We also set up the Scottish Optical Conference.

That was never the plan, but people asked me to do it. We ran the conference recently, and 540 people attended. People came from England, Ireland, Wales. It is an interesting time for optometry, because there are so many new skills that we’re having to learn.

I’ve been lucky that I’ve won a few awards.

Some of them you nominate yourself for, and I stayed away from them for years because it’s like tapping yourself on your back. But it is great for marketing your practice. I got the Macular Society Award, and the NHS Scotland Award for Optometrist of the Year. The icing on the cake was my fellowship from the College of Optometrists.

I wanted to give something back, so we started our own charity, Right for Sight.

We get a lot of opticians sending us glasses and we go into Barlinnie Prison in Glasgow. Some prisoners are on remand, some are there for life.

We’ve also done a lot of work in India, and next year we’re going to Cambodia.

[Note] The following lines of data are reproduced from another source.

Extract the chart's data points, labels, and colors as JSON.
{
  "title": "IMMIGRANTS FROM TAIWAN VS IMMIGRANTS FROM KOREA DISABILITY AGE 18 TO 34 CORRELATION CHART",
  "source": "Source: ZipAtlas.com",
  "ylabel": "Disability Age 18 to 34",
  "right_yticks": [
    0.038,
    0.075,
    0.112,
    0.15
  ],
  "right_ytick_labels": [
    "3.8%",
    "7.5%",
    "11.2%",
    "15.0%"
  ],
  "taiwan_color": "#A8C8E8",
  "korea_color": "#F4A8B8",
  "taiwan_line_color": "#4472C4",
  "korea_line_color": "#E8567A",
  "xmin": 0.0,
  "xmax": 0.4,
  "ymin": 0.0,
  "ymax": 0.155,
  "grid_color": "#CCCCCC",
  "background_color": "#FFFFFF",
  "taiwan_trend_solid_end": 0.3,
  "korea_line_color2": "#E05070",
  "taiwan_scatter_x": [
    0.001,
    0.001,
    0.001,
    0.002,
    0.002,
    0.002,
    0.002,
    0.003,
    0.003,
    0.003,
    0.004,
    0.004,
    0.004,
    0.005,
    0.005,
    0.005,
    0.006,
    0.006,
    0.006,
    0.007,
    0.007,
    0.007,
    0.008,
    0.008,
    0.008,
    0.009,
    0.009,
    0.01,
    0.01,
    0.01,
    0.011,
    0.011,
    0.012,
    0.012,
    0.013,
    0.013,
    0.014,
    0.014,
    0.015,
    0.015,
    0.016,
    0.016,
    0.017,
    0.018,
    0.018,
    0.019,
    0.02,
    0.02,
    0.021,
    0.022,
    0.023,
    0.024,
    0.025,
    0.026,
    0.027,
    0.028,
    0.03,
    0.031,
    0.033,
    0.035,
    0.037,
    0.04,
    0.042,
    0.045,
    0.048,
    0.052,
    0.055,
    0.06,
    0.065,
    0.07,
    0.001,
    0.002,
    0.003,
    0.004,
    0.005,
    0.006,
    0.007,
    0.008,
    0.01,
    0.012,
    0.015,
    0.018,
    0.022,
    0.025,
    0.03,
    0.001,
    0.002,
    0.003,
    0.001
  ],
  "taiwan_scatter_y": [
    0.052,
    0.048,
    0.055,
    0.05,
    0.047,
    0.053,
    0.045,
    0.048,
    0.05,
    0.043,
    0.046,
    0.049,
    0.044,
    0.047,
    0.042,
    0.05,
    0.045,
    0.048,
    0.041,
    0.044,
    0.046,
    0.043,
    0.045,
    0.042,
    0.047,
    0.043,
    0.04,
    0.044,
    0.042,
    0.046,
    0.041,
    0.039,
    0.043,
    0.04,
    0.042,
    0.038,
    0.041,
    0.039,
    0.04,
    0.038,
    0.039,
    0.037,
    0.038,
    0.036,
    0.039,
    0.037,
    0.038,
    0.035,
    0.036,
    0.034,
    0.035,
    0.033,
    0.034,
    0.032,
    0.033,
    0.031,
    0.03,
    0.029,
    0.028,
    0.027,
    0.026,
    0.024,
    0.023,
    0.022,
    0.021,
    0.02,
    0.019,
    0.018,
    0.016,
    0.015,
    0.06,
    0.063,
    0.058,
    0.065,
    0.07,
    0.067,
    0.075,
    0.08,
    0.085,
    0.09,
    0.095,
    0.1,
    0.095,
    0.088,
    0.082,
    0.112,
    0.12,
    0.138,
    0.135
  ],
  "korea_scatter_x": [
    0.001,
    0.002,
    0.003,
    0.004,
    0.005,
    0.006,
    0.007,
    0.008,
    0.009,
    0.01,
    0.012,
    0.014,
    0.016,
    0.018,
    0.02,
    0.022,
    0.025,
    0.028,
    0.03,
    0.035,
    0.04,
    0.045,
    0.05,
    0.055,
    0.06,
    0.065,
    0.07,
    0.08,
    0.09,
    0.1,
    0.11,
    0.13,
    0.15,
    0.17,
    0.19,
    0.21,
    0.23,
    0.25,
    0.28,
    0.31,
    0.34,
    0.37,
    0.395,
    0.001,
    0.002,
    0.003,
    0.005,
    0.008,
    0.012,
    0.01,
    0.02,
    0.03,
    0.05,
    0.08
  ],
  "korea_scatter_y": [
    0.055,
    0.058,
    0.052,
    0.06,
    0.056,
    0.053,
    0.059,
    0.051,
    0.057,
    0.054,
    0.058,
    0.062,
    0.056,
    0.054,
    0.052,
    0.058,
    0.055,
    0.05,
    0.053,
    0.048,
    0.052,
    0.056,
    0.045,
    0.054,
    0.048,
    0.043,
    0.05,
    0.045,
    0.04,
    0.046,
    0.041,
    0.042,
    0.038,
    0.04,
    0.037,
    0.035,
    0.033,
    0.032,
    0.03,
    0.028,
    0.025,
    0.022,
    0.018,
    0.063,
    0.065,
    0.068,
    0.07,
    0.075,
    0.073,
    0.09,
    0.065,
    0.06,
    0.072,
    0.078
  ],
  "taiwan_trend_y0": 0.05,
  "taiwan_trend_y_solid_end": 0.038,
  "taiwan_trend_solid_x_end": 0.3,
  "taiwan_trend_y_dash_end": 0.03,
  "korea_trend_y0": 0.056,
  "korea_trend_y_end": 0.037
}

My friend, who is an ophthalmologist in the UK, has built a hospital there with funds from external stakeholders. It’s called the Khmer Sight Foundation, and last week I sent 3000 pairs of glasses to them. We’re trying to recycle, and upskill people that are there so they can do it themselves. I’ve got a lovely bunch of friends, and I just phone them and say, ‘let’s jump on a plane.’ We give lectures over there too. It’s another thing that I’ve really enjoyed doing.

During the pandemic we were asked to stay open as an emergency eye care treatment centre, covering 26 practices.

It was scary, because people were walking in who should’ve been in A&E. On the other end of the phone was a consultant, because all the juniors were on the COVID-19 wards. We were able to tell the NHS that we needed access to the hospital records and the medications that people are on, and they gave it to us. It is amazing, what doors open in a pandemic.

Now that I’ve only got five or seven years left in my career I’ve decided: no more committees, just working in the practice, and enjoying life.

I’ve stopped doing everything that’s external to that, apart from the charity. We still do that, because that’s good fun.

I love the pace and interaction, and the communication. You can have knowledge, but one thing I’ve been trying to get universities to do is interview students. It’s a waste of time if somebody does optometry or dispensing, and then thinks ‘I don’t like this because I don’t like talking to people.’ You’ve got to be brilliant at communicating. Even being clinical is about communicating.

I’ve always loved working with patients. So, work in the practice, doing some innovative things, like myopia management, and just having a great time. All three kids are out of the house, so myself and my wife can hopefully have a better work life balance, which is a dream.